Professionalism
Identify and behave as a professional social worker, committed to professional development.
Social workers are members of an internationally recognised profession, a title protected in UK law. Social workers demonstrate professional commitment by taking responsibility for their conduct, practice and learning, with support through supervision. As representatives of the social work profession they safeguard its reputation and are accountable to the professional regulator.
Practitioners at this level should:
- Be able to meet the requirements of the professional regulator.
- Promote the profession in a growing range of contexts.
- Take responsibility for obtaining regular, effective supervision from a social worker for effective practice, reflection and career development.

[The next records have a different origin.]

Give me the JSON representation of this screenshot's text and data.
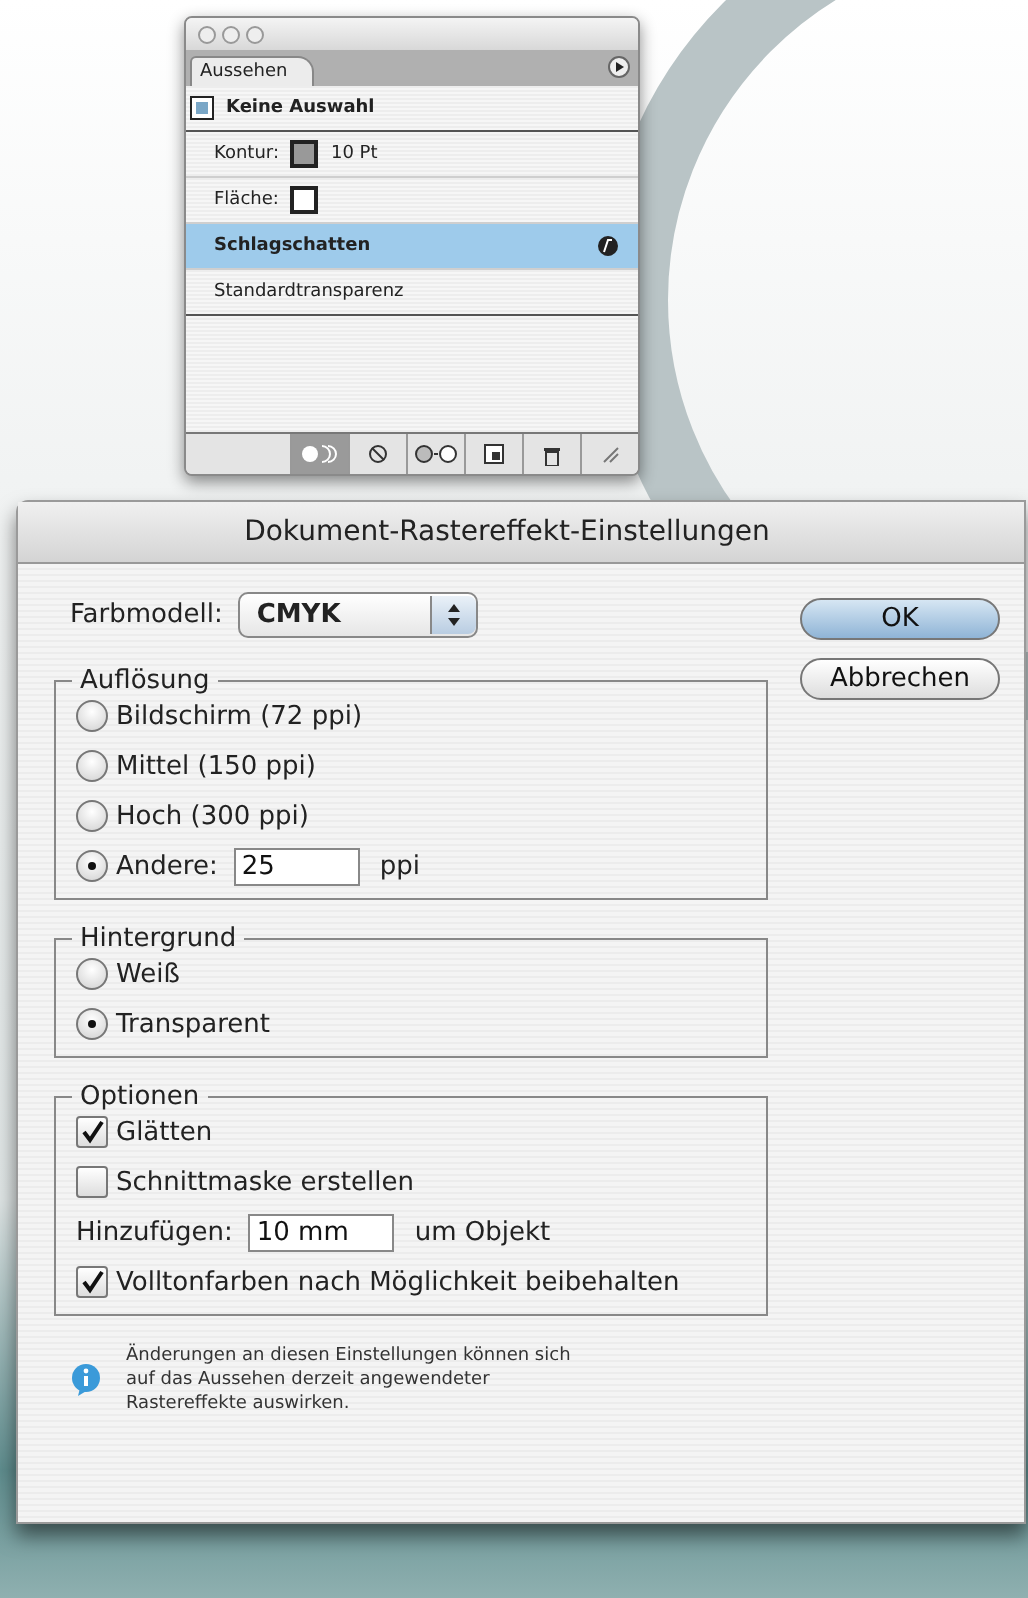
{
  "panel": {
    "tab": "Aussehen",
    "items": [
      {
        "kind": "object",
        "label": "Keine Auswahl",
        "selected": false
      },
      {
        "kind": "stroke",
        "label": "Kontur:",
        "value": "10 Pt",
        "selected": false
      },
      {
        "kind": "fill",
        "label": "Fläche:",
        "selected": false
      },
      {
        "kind": "effect",
        "label": "Schlagschatten",
        "selected": true
      },
      {
        "kind": "plain",
        "label": "Standardtransparenz",
        "selected": false
      }
    ]
  },
  "dialog": {
    "title": "Dokument-Rastereffekt-Einstellungen",
    "color_model": {
      "label": "Farbmodell:",
      "value": "CMYK"
    },
    "buttons": [
      {
        "label": "OK",
        "default": true
      },
      {
        "label": "Abbrechen",
        "default": false
      }
    ],
    "resolution": {
      "legend": "Auflösung",
      "options": [
        {
          "label": "Bildschirm (72 ppi)",
          "selected": false
        },
        {
          "label": "Mittel (150 ppi)",
          "selected": false
        },
        {
          "label": "Hoch (300 ppi)",
          "selected": false
        },
        {
          "label": "Andere:",
          "selected": true,
          "value": "25",
          "unit": "ppi"
        }
      ]
    },
    "background": {
      "legend": "Hintergrund",
      "options": [
        {
          "label": "Weiß",
          "selected": false
        },
        {
          "label": "Transparent",
          "selected": true
        }
      ]
    },
    "options": {
      "legend": "Optionen",
      "items": [
        {
          "kind": "checkbox",
          "label": "Glätten",
          "checked": true
        },
        {
          "kind": "checkbox",
          "label": "Schnittmaske erstellen",
          "checked": false
        },
        {
          "kind": "field",
          "label": "Hinzufügen:",
          "value": "10 mm",
          "unit": "um Objekt"
        },
        {
          "kind": "checkbox",
          "label": "Volltonfarben nach Möglichkeit beibehalten",
          "checked": true
        }
      ]
    },
    "note": "Änderungen an diesen Einstellungen können sich\nauf das Aussehen derzeit angewendeter\nRastereffekte auswirken."
  }
}
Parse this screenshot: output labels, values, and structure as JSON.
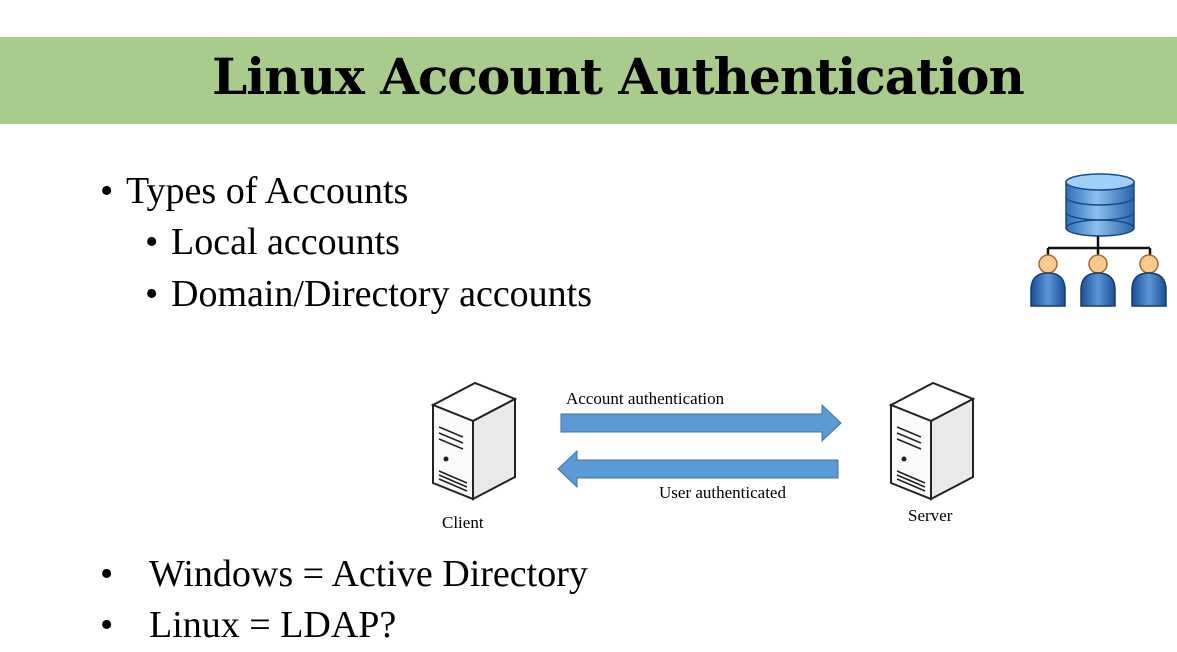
{
  "title": "Linux Account Authentication",
  "bullets_top": {
    "main": "Types of Accounts",
    "sub": [
      "Local accounts",
      "Domain/Directory accounts"
    ]
  },
  "diagram": {
    "client_label": "Client",
    "server_label": "Server",
    "arrow_top_label": "Account authentication",
    "arrow_bottom_label": "User authenticated",
    "arrow_color": "#5b9bd5"
  },
  "bullets_bottom": [
    "Windows = Active Directory",
    "Linux = LDAP?"
  ],
  "bullet_char": "•",
  "colors": {
    "title_band": "#a9cc8d"
  },
  "icons": [
    "server-icon",
    "database-network-icon",
    "user-icon"
  ]
}
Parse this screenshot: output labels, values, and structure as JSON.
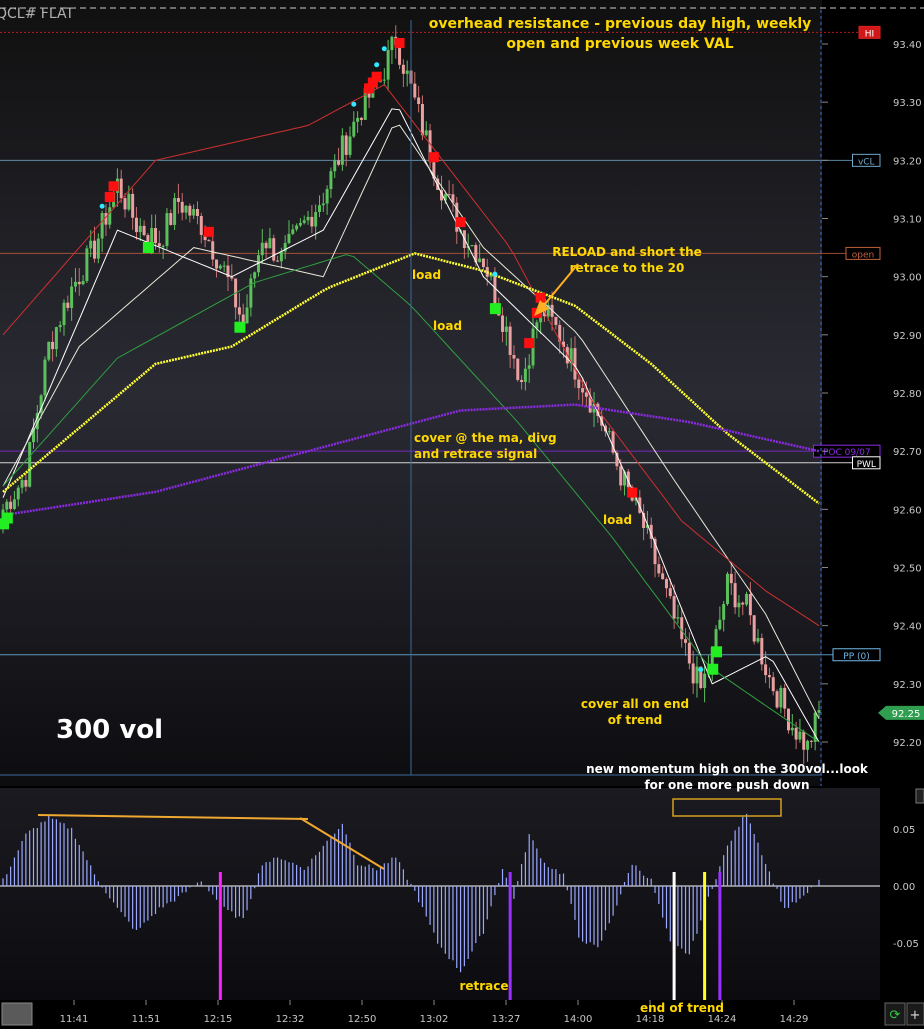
{
  "chart_data": [
    {
      "type": "candlestick",
      "symbol": "QCL# FLAT",
      "interval_label": "300 vol",
      "ylim": [
        92.15,
        93.46
      ],
      "y_ticks": [
        93.4,
        93.3,
        93.2,
        93.1,
        93.0,
        92.9,
        92.8,
        92.7,
        92.6,
        92.5,
        92.4,
        92.3,
        92.2
      ],
      "x_ticks": [
        "11:41",
        "11:51",
        "12:15",
        "12:32",
        "12:50",
        "13:02",
        "13:27",
        "14:00",
        "14:18",
        "14:24",
        "14:29"
      ],
      "price_path": [
        [
          0,
          92.6
        ],
        [
          6,
          92.66
        ],
        [
          12,
          92.88
        ],
        [
          18,
          92.98
        ],
        [
          24,
          93.05
        ],
        [
          30,
          93.16
        ],
        [
          35,
          93.09
        ],
        [
          41,
          93.06
        ],
        [
          46,
          93.13
        ],
        [
          52,
          93.09
        ],
        [
          58,
          93.01
        ],
        [
          63,
          92.92
        ],
        [
          68,
          93.07
        ],
        [
          73,
          93.03
        ],
        [
          79,
          93.09
        ],
        [
          84,
          93.14
        ],
        [
          89,
          93.22
        ],
        [
          94,
          93.29
        ],
        [
          99,
          93.34
        ],
        [
          103,
          93.41
        ],
        [
          108,
          93.3
        ],
        [
          114,
          93.17
        ],
        [
          120,
          93.08
        ],
        [
          126,
          93.03
        ],
        [
          131,
          92.93
        ],
        [
          136,
          92.82
        ],
        [
          141,
          92.95
        ],
        [
          146,
          92.9
        ],
        [
          151,
          92.83
        ],
        [
          157,
          92.75
        ],
        [
          162,
          92.66
        ],
        [
          168,
          92.57
        ],
        [
          173,
          92.47
        ],
        [
          178,
          92.37
        ],
        [
          183,
          92.29
        ],
        [
          186,
          92.35
        ],
        [
          190,
          92.47
        ],
        [
          195,
          92.43
        ],
        [
          201,
          92.31
        ],
        [
          207,
          92.23
        ],
        [
          211,
          92.19
        ],
        [
          214,
          92.25
        ]
      ],
      "series": [
        {
          "name": "",
          "color": "#ffffff",
          "values": [
            [
              0,
              92.62
            ],
            [
              30,
              93.08
            ],
            [
              60,
              93.0
            ],
            [
              84,
              93.08
            ],
            [
              103,
              93.3
            ],
            [
              126,
              93.0
            ],
            [
              151,
              92.84
            ],
            [
              168,
              92.59
            ],
            [
              186,
              92.3
            ],
            [
              201,
              92.35
            ],
            [
              214,
              92.2
            ]
          ]
        },
        {
          "name": "",
          "color": "#e8e8d8",
          "values": [
            [
              0,
              92.64
            ],
            [
              20,
              92.88
            ],
            [
              50,
              93.05
            ],
            [
              84,
              93.0
            ],
            [
              103,
              93.27
            ],
            [
              126,
              93.05
            ],
            [
              151,
              92.9
            ],
            [
              175,
              92.66
            ],
            [
              200,
              92.42
            ],
            [
              214,
              92.24
            ]
          ]
        },
        {
          "name": "",
          "color": "#30a040",
          "values": [
            [
              0,
              92.64
            ],
            [
              30,
              92.86
            ],
            [
              66,
              92.99
            ],
            [
              91,
              93.04
            ],
            [
              107,
              92.95
            ],
            [
              135,
              92.75
            ],
            [
              160,
              92.55
            ],
            [
              185,
              92.33
            ],
            [
              214,
              92.2
            ]
          ]
        },
        {
          "name": "",
          "color": "#d03030",
          "values": [
            [
              0,
              92.9
            ],
            [
              40,
              93.2
            ],
            [
              80,
              93.26
            ],
            [
              100,
              93.33
            ],
            [
              133,
              93.05
            ],
            [
              155,
              92.78
            ],
            [
              178,
              92.58
            ],
            [
              200,
              92.46
            ],
            [
              214,
              92.4
            ]
          ]
        },
        {
          "name": "",
          "color": "#ffff33",
          "values": [
            [
              0,
              92.63
            ],
            [
              40,
              92.85
            ],
            [
              60,
              92.88
            ],
            [
              85,
              92.98
            ],
            [
              108,
              93.04
            ],
            [
              126,
              93.01
            ],
            [
              150,
              92.95
            ],
            [
              170,
              92.85
            ],
            [
              190,
              92.73
            ],
            [
              214,
              92.61
            ]
          ]
        },
        {
          "name": "",
          "color": "#8a2be2",
          "values": [
            [
              0,
              92.59
            ],
            [
              40,
              92.63
            ],
            [
              80,
              92.7
            ],
            [
              120,
              92.77
            ],
            [
              150,
              92.78
            ],
            [
              180,
              92.75
            ],
            [
              214,
              92.7
            ]
          ]
        }
      ],
      "levels": [
        {
          "name": "HI",
          "value": 93.42,
          "color": "#e0201f"
        },
        {
          "name": "vCL",
          "value": 93.2,
          "color": "#6fa8c8"
        },
        {
          "name": "open",
          "value": 93.04,
          "color": "#c06040"
        },
        {
          "name": "POC 09/07",
          "value": 92.7,
          "color": "#8a2be2"
        },
        {
          "name": "PWL",
          "value": 92.68,
          "color": "#ffffff"
        },
        {
          "name": "PP (0)",
          "value": 92.35,
          "color": "#6fb8e8"
        }
      ],
      "last_price_label": "92.25",
      "annotations": [
        "overhead resistance - previous day high, weekly",
        "open and previous week VAL",
        "RELOAD and short the",
        "retrace to the 20",
        "load",
        "load",
        "cover @ the ma, divg",
        "and retrace signal",
        "load",
        "cover all on end",
        "of trend",
        "new momentum high on the 300vol...look",
        "for one more push down"
      ]
    },
    {
      "type": "bar",
      "ylim": [
        -0.085,
        0.085
      ],
      "y_ticks": [
        "0.05",
        "0.00",
        "-0.05"
      ],
      "y_tick_values": [
        0.05,
        0.0,
        -0.05
      ],
      "oscillator_path": [
        [
          0,
          0.005
        ],
        [
          6,
          0.045
        ],
        [
          12,
          0.06
        ],
        [
          18,
          0.05
        ],
        [
          24,
          0.01
        ],
        [
          30,
          -0.02
        ],
        [
          35,
          -0.04
        ],
        [
          41,
          -0.02
        ],
        [
          46,
          -0.01
        ],
        [
          52,
          0.005
        ],
        [
          58,
          -0.02
        ],
        [
          63,
          -0.03
        ],
        [
          68,
          0.02
        ],
        [
          73,
          0.025
        ],
        [
          79,
          0.015
        ],
        [
          84,
          0.035
        ],
        [
          89,
          0.055
        ],
        [
          93,
          0.02
        ],
        [
          98,
          0.015
        ],
        [
          103,
          0.025
        ],
        [
          108,
          -0.005
        ],
        [
          114,
          -0.05
        ],
        [
          120,
          -0.075
        ],
        [
          126,
          -0.04
        ],
        [
          131,
          0.015
        ],
        [
          134,
          -0.01
        ],
        [
          138,
          0.045
        ],
        [
          142,
          0.02
        ],
        [
          147,
          0.01
        ],
        [
          151,
          -0.045
        ],
        [
          156,
          -0.055
        ],
        [
          160,
          -0.025
        ],
        [
          165,
          0.02
        ],
        [
          170,
          0.005
        ],
        [
          175,
          -0.05
        ],
        [
          180,
          -0.06
        ],
        [
          185,
          -0.01
        ],
        [
          190,
          0.035
        ],
        [
          195,
          0.065
        ],
        [
          200,
          0.02
        ],
        [
          205,
          -0.02
        ],
        [
          210,
          -0.01
        ],
        [
          214,
          0.005
        ]
      ],
      "markers": [
        {
          "i": 57,
          "color": "#ff22ff"
        },
        {
          "i": 133,
          "color": "#9a30ff"
        },
        {
          "i": 176,
          "color": "#ffffff"
        },
        {
          "i": 184,
          "color": "#ffff22"
        },
        {
          "i": 188,
          "color": "#9a30ff"
        }
      ],
      "annotations": [
        "retrace",
        "end of trend"
      ]
    }
  ]
}
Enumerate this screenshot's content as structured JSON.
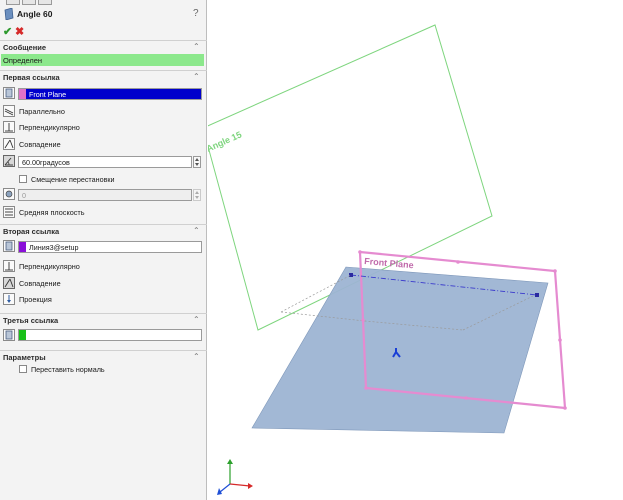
{
  "feature": {
    "title": "Angle 60",
    "help_icon": "?",
    "ok_icon": "checkmark-icon",
    "cancel_icon": "close-icon"
  },
  "message": {
    "header": "Сообщение",
    "status": "Определен",
    "status_color": "#8ce88c"
  },
  "first_ref": {
    "header": "Первая ссылка",
    "value": "Front Plane",
    "value_color": "#0000cc",
    "swatch_color": "#e072c8",
    "options": [
      "Параллельно",
      "Перпендикулярно",
      "Совпадение"
    ],
    "angle": "60.00градусов",
    "flip_label": "Смещение перестановки",
    "flip_checked": false,
    "distance": "0",
    "mid_plane_label": "Средняя плоскость"
  },
  "second_ref": {
    "header": "Вторая ссылка",
    "value": "Линия3@setup",
    "swatch_color": "#8a10d8",
    "options": [
      "Перпендикулярно",
      "Совпадение",
      "Проекция"
    ]
  },
  "third_ref": {
    "header": "Третья ссылка",
    "value": "",
    "swatch_color": "#18c018"
  },
  "params": {
    "header": "Параметры",
    "reverse_normal_label": "Переставить нормаль",
    "reverse_normal_checked": false
  },
  "viewport": {
    "plane_angle_label": "Angle 15",
    "plane_front_label": "Front Plane",
    "angle_plane_color": "#7ed57e",
    "front_plane_color": "#e58bd0",
    "shaded_plane_color": "#9db4d3"
  }
}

- Maintain professionalism in the face of more challenging circumstances.
- Manage workload independently, seeking support and suggesting solutions for workload difficulties.
- Maintain appropriate personal/professional boundaries in more challenging circumstances.
- Make skilled use of self as part of your interventions.
- Maintain awareness of own professional limitations and knowledge gaps. Establish a network of internal and external colleagues from whom to seek advice and expertise.
- Identify and act on learning needs for CPD, including through supervision.
- Routinely promote well-being at work.
- Raise and address issues of poor practice, internally through the organisation, and then independently if required.
Evidencing your capabilities:
At this level, this domain requires you to demonstrate that you are a responsible professional. Amongst other things, this means that you behave with integrity, you take responsibility for your own learning and development, you do not practice beyond your competence, you are proactive with your case work, and you promote the social work profession whenever you can.
Since this domain is mostly about how you behave, you are encouraged to explore your experiences with services users, colleagues, and other professionals. Where you have evidence in the form of feedback from others, this would be useful to reference. In addition, evidence relating to how you keep up to date with understanding social work in your particular area would be helpful, alongside suitably anonymised case notes.